La ministre de l'Economie Christine Lagarde est menacée d'une enquête pour abus d'autorité dans le dossier de l'arbitrage rendu en faveur de Bernard Tapie sur la vente litigieuse d'Adidas par le Crédit Lyonnais en 1993.
Dans une interview à paraître mercredi dans Le Figaro, la ministre réagit en estimant que "l'on essaie de (la) salir". "Il n'y a, à ma connaissance, aucun élément nouveau apporté au fond du dossier", ajoute-t-elle.
Le procureur général près la Cour de cassation Jean-Louis Nadal a demandé à la Cour de justice de la République (CJR) d'ouvrir une enquête après avoir "relevé de nombreux motifs de suspecter la régularité, voire la légalité du règlement arbitral litigieux pouvant caractériser le délit d'abus d'autorité", délit passible de cinq ans de prison et 75.000 euros d'amende.
"C'est une étape normale de la procédure" qui "va permettre à Mme Lagarde de produire à nouveau toutes les informations en sa possession et de démontrer l'absence de fondement de ce dossier", a-t-on commenté dans l'entourage de la ministre.
Pour Bernard Tapie, "toutes ces gesticulations n'ont pas le pouvoir d'inverser le cours de la décision" et relèvent d'un "délire total".
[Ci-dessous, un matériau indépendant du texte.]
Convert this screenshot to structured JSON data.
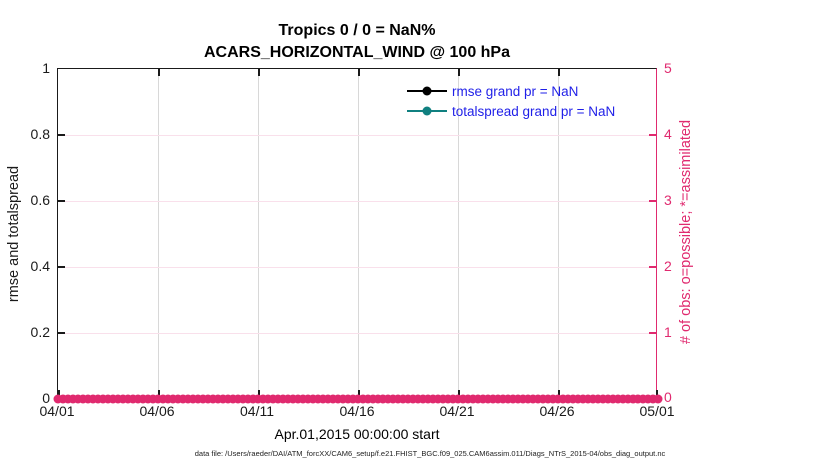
{
  "title": {
    "line1": "Tropics 0 / 0 = NaN%",
    "line2": "ACARS_HORIZONTAL_WIND @ 100 hPa"
  },
  "axes": {
    "left": {
      "label": "rmse and totalspread",
      "ticks": [
        "1",
        "0.8",
        "0.6",
        "0.4",
        "0.2",
        "0"
      ],
      "range": [
        0,
        1
      ]
    },
    "right": {
      "label": "# of obs: o=possible; *=assimilated",
      "ticks": [
        "5",
        "4",
        "3",
        "2",
        "1",
        "0"
      ],
      "range": [
        0,
        5
      ]
    },
    "x": {
      "label": "Apr.01,2015 00:00:00 start",
      "ticks": [
        "04/01",
        "04/06",
        "04/11",
        "04/16",
        "04/21",
        "04/26",
        "05/01"
      ]
    }
  },
  "legend": [
    {
      "label": "rmse grand pr = NaN"
    },
    {
      "label": "totalspread grand pr = NaN"
    }
  ],
  "footer": "data file: /Users/raeder/DAI/ATM_forcXX/CAM6_setup/f.e21.FHIST_BGC.f09_025.CAM6assim.011/Diags_NTrS_2015-04/obs_diag_output.nc",
  "colors": {
    "obs_pink": "#E02A6F",
    "grid_pink": "#F9E0EB",
    "grid_gray": "#D8D8D8",
    "axis_dark": "#1A1A1A",
    "totalspread_teal": "#108080",
    "rmse_black": "#000000",
    "legend_blue": "#1F1FE8"
  },
  "chart_data": {
    "type": "line",
    "title": "Tropics 0 / 0 = NaN%",
    "subtitle": "ACARS_HORIZONTAL_WIND @ 100 hPa",
    "xlabel": "Apr.01,2015 00:00:00 start",
    "ylabel_left": "rmse and totalspread",
    "ylabel_right": "# of obs: o=possible; *=assimilated",
    "x_tick_labels": [
      "04/01",
      "04/06",
      "04/11",
      "04/16",
      "04/21",
      "04/26",
      "05/01"
    ],
    "ylim_left": [
      0,
      1
    ],
    "ylim_right": [
      0,
      5
    ],
    "grid": true,
    "legend_position": "inside-top-right",
    "series": [
      {
        "name": "rmse grand pr",
        "value": "NaN",
        "points_plotted": 0,
        "color": "#000000",
        "marker": "filled-circle",
        "axis": "left"
      },
      {
        "name": "totalspread grand pr",
        "value": "NaN",
        "points_plotted": 0,
        "color": "#108080",
        "marker": "filled-circle",
        "axis": "left"
      },
      {
        "name": "# of obs possible (o)",
        "axis": "right",
        "x_start": "04/01",
        "x_end": "05/01",
        "interval_hours": 6,
        "n_points": 121,
        "constant_value": 0,
        "color": "#E02A6F",
        "marker": "o"
      },
      {
        "name": "# of obs assimilated (*)",
        "axis": "right",
        "x_start": "04/01",
        "x_end": "05/01",
        "interval_hours": 6,
        "n_points": 121,
        "constant_value": 0,
        "color": "#E02A6F",
        "marker": "*"
      }
    ]
  }
}
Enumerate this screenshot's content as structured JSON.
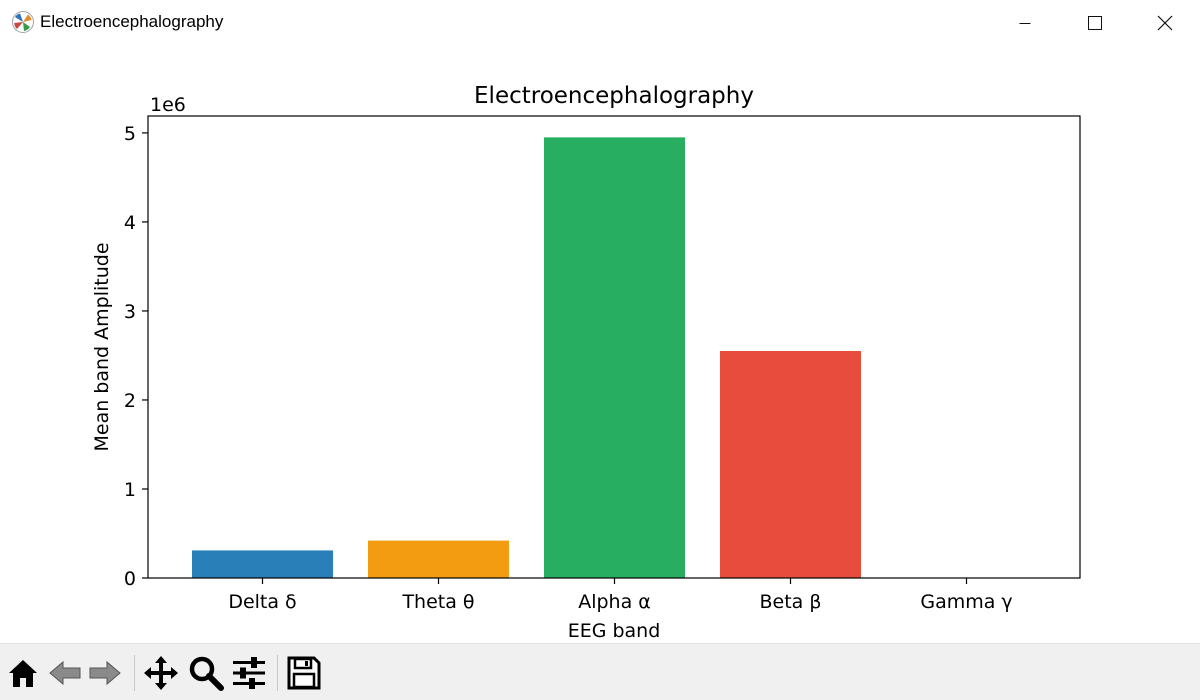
{
  "window": {
    "title": "Electroencephalography",
    "controls": [
      "minimize",
      "maximize",
      "close"
    ]
  },
  "toolbar": {
    "buttons": [
      {
        "name": "home",
        "icon": "home-icon"
      },
      {
        "name": "back",
        "icon": "back-arrow-icon"
      },
      {
        "name": "forward",
        "icon": "forward-arrow-icon"
      },
      {
        "name": "pan",
        "icon": "move-icon"
      },
      {
        "name": "zoom",
        "icon": "magnifier-icon"
      },
      {
        "name": "configure-subplots",
        "icon": "sliders-icon"
      },
      {
        "name": "save",
        "icon": "floppy-disk-icon"
      }
    ]
  },
  "chart_data": {
    "type": "bar",
    "title": "Electroencephalography",
    "xlabel": "EEG band",
    "ylabel": "Mean band Amplitude",
    "offset_label": "1e6",
    "categories": [
      "Delta δ",
      "Theta θ",
      "Alpha α",
      "Beta β",
      "Gamma γ"
    ],
    "values": [
      0.31,
      0.42,
      4.95,
      2.55,
      0.0
    ],
    "colors": [
      "#2980b9",
      "#f39c12",
      "#27ae60",
      "#e74c3c",
      "#8e44ad"
    ],
    "yticks": [
      0,
      1,
      2,
      3,
      4,
      5
    ],
    "ylim": [
      0,
      5.19
    ],
    "grid": false,
    "legend": "none"
  }
}
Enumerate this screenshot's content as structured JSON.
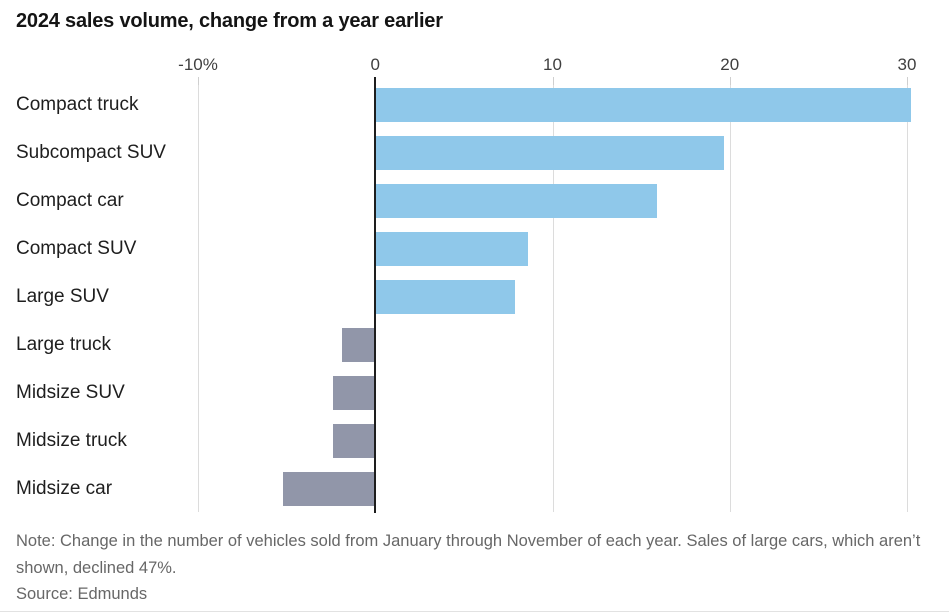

Fin 2007, Christine Lagarde avait ordonné la désignation de trois juges-arbitres pour trancher le litige opposant depuis 1993 Bernard Tapie au Crédit Lyonnais dans le cadre de la vente d'Adidas. Avaient été désignés l'avocat Jean-Denis Bredin, le magistrat à la retraite Pierre Estoup et l'ancien président du Conseil constitutionnel Pierre Mazeaud.
En juillet 2008, ce tribunal arbitral avait condamné le Consortium de réalisation (CDR, gérant le passif de la banque) à verser 240 millions d'euros de réparation à M. Tapie, auxquels s'ajoutaient une centaine de millions d'euros d'intérêts et 45 millions d'euros pour préjudice moral.
En mars, le président PS de la commission des Finances Jérôme Cahuzac avait avancé, in fine, "une estimation de l'enrichissement supplémentaire de Bernard Tapie de 200 à 220 millions d'euros".
Des députés socialistes avaient écrit à M. Nadal pour obtenir la saisine de la CJR. Ils dénonçaient le choix de la ministre de l'Economie de recourir à une justice privée plutôt que de s'en remettre à la justice traditionnelle.
A deux mois de la retraite et après avoir obtenu une enquête de la CJR sur l'ancien ministre du Budget Eric Woerth, M. Nadal a saisi mardi la commission des requêtes.
Celle-ci devra dire, probablement d'ici un mois, si elle ouvre ou non une enquête. Le cas échéant, le procureur général saisirait immédiatement la commission d'instruction de la CJR qui lancerait des investigations.
Le parquet général reproche à Christine Lagarde trois séries de faits. Tout d'abord, celui d'avoir recouru à un arbitrage alors qu'il s'agissait de deniers publics.
Le CDR était en effet chapeauté par l'EPFR, un établissement public administratif. Or un texte du Code civil prohibe le recours à l'arbitrage lorsque les intérêts de l'Etat sont en jeu.
Le parquet général s'interroge également sur les conditions d'évaluation des sommes accordées à Bernard Tapie, ainsi que sur l'impartialité des arbitres.
Enfin, la ministre pourrait avoir à expliquer pourquoi elle a refusé d'exercer un recours contre la sentence arbitrale, alors que plusieurs spécialistes l'y encourageaient.
Selon le parquet général, une telle procédure pourrait entacher de nullité la sentence de juillet 2008.
L'arbitrage Tapie est au coeur de deux autres procédures. D'une part, le Conseil d'Etat a accepté d'examiner un recours du député NC Charles de Courson. D'autre part, deux hauts fonctionnaires ayant traité ce dossier sont menacés de poursuites par la Cour de discipline budgétaire et financière.